Studio album by Shelley Fabares
- Released: June 1962
- Recorded: September 8–11, 1961 April 9, 1962 April 27, 1962 May 5, 1962
- Genre: Pop
- Label: Colpix
- Producer: Stu Phillips

Shelley Fabares chronology
|  | Shelley! (1962) | The Things We Did Last Summer (1962) |

Singles from Shelley!
- "Johnny Angel" Released: February 1962;

= Shelley! =

Shelley! is the self-titled debut pop album by singer and actress Shelley Fabares, released in 1962 on Colpix Records. It was available in both mono and stereo, catalogue numbers CP-426 and SCP-426.
The album was produced and arranged by Stu Phillips and recorded at United Western Recorders in Hollywood, California.
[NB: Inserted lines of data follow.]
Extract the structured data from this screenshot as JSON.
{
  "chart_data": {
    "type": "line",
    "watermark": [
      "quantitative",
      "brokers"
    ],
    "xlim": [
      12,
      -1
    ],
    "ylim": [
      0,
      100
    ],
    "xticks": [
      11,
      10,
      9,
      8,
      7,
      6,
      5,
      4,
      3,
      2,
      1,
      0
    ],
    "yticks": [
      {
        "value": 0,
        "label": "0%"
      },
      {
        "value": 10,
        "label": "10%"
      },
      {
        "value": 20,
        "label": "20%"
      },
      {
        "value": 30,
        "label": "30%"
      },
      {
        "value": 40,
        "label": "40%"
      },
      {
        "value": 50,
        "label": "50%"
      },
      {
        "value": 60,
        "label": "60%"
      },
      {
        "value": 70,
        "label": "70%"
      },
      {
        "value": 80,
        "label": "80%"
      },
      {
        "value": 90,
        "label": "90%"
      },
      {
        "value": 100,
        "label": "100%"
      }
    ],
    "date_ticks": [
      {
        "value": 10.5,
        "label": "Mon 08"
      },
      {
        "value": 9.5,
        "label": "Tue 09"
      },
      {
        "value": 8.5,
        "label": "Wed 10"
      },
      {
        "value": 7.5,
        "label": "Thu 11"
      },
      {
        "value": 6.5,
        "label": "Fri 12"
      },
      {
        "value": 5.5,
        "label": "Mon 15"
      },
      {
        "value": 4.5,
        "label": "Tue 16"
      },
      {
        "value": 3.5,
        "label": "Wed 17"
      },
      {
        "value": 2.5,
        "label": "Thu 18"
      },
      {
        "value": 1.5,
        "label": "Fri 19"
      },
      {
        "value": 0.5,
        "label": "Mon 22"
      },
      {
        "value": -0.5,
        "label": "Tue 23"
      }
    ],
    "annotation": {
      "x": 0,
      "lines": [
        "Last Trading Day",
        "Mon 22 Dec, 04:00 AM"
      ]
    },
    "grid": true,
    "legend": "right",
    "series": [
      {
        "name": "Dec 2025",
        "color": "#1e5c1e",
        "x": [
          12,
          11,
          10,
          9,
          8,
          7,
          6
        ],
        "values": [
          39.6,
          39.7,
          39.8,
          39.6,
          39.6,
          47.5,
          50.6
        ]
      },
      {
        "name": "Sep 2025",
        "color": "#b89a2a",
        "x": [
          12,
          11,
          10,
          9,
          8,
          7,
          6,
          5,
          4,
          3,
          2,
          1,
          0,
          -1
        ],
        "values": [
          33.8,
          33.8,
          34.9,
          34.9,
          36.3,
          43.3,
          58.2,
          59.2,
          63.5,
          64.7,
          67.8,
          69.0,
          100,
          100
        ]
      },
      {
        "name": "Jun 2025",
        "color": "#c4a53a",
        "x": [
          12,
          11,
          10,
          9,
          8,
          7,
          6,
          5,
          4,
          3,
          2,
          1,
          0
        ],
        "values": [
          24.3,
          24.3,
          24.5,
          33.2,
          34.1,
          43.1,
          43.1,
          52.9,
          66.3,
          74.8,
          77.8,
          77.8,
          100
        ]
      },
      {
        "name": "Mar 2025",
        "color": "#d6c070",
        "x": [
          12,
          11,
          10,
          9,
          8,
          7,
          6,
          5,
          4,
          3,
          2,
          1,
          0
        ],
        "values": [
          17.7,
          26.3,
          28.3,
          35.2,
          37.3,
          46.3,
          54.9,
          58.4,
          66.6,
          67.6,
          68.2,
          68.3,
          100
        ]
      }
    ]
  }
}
Shelley! peaked on the Billboard Top LPs chart at No. 106 in July 1962. The album includes the hit single, "Johnny Angel", which reached number one on the Billboard Hot 100 in April 1962.

Shelley! features a guest appearance by Paul Petersen on the track "Very Unlikely". The backup vocals were performed by the girl group The Blossoms.

==Reception==

Shelley! was released in June 1962. One month after its release the album charted at No. 106 on the Billboard Top LPs chart. The first single from the album was "Johnny Angel", performed by Fabares on The Donna Reed Show during the show's fourth season. The song was released shortly before her Shelley! album and became a #1 US Hot 100 hit for two weeks on the pop chart. "Johnny Angel" sold over a million copies and was awarded a gold disc. "Johnny Angel" also charted at #41 on the UK Singles Chart and peaked at #1 in Canada. Fabares lip-synched her hit single on American Bandstand during a June 19, 1962 television appearance to promote the album.

Professional ratings
Review scores
| Source | Rating |
| AllMusic |  |

==Track listing==
===Side one===

| No. | Title | Writer(s) | Length |
|---|---|---|---|
| 1. | "Love Letters" | Edward Heyman, Victor Young | 2:13 |
| 2. | "Picnic" | George Duning, Steve Allen | 2:10 |
| 3. | "Johnny Angel" | Lee Pockriss, Lyn Duddy | 2:21 |
| 4. | "True Love" | Cole Porter | 2:33 |
| 5. | "Boy of My Own" | Fred Tobias, Lee Pockriss | 2:07 |
| 6. | "Where's It Gonna Get Me" | Kenny Jacobson, Rhoda Roberts | 2:11 |

===Side two===

| No. | Title | Writer(s) | Length |
|---|---|---|---|
| 7. | "It's Been A Long, Long Time" | Jule Styne, Sammy Cahn | 2:01 |
| 8. | "Funny Face" | Carole King, Gerry Goffin | 2:13 |
| 9. | "I'm Growing Up" | George Devens | 2:13 |
| 10. | "Hi-Lili, Hi-Lo" | Bronisław Kaper, Helen Deutsch | 2:17 |
| 11. | "Very Unlikely" (with guest Paul Petersen) | Peter Udell, Gary Geld | 2:41 |

==Recording dates==
The following recording date information is taken from the liner notes of the 1994 CD compilation The Best of Shelley Fabares.
- September 8–11, 1961– "Where's It Gonna Get Me", "Johnny Angel", "Very Unlikely"
- April 9, 1962– "I’m Growing Up", "Boy of My Own"
- April 27, 1962– "Love Letters", "True Love", "It’s Been a Long, Long Time", "Funny Face"
- May 5, 1962– "Picnic", "Hi Lilli, Hi-Lo"

==Charts==

| Chart (1962) | Peak position |
|---|---|
| US Billboard Top LPs | 106 |

==Re-release==
Shelley! was released on compact disc in its entirety for the first time as part of a 2 LPs on 1-CD set released by Collectables in September 2000. This included the original liner notes from the 1962 album.